The top monitor of South Sudan's peace deal has urged the United Nations to hasten the deployment of a regional peacekeeping force to the capital Juba on 24 January.

The United Nations Security Council called for a halt to fighting in South Sudan. UN special envoy on the prevention of genocide, Adama Dieng, earlier expressed fears the nation "could slip into genocide" similar to the one occurred in Rwanda in 1994.

The Joint Monitoring and Evaluation Commission (JMEC), the body in charge with monitoring the implementation of the signed peace agreement, urged the Security Council to speed up the deployment of 4,000 peacekeepers to boost the existing UN force in the conflict-wracked African nation.

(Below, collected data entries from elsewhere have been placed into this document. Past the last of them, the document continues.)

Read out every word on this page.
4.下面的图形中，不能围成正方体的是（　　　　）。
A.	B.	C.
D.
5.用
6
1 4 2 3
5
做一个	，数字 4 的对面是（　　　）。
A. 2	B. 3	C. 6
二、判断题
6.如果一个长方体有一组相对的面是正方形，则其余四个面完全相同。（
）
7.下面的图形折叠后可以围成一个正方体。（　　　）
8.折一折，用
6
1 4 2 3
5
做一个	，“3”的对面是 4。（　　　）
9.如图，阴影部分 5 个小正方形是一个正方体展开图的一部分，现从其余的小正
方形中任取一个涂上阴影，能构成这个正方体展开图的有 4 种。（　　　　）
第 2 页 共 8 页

JMEC chairman Festus Mogae told the 15-member council that the deployment of the regional protection force in Juba will provide a continued stability in Juba, and enable the government to redeploy army contingents, so far focused on protecting the capital, to the other parts of the country to restore law and order.

"Such spirit of determination, coordinated actions and uniform voices are critical for effective intervention in South Sudan," Mogae, Botswana's former president, said. The former head of state warned the the national dialogue initiative proposed by President Salva Kiir could only bear fruit if its was genuinely inclusive.

South Sudan descended into war in 2013, just two years after gaining independence from Sudan. The conflict erupted when President Kiir, of the Dinka ethnic group, fired his deputy and rebel leader Riek Machar from his cabinet.

Ethnic-related violence targeting Dinka and Nuer ethnic groups then spread, echoing the massacres against Tusti and moderate Hutu that caused at least 800,000 deaths in Rwanda in 1994.

More than three million people have been displaced in the three-year conflict, that has killed tens of thousands, amid allegations of crimes against humanity committed by both sides, including rape, torture and the use of child soldiers.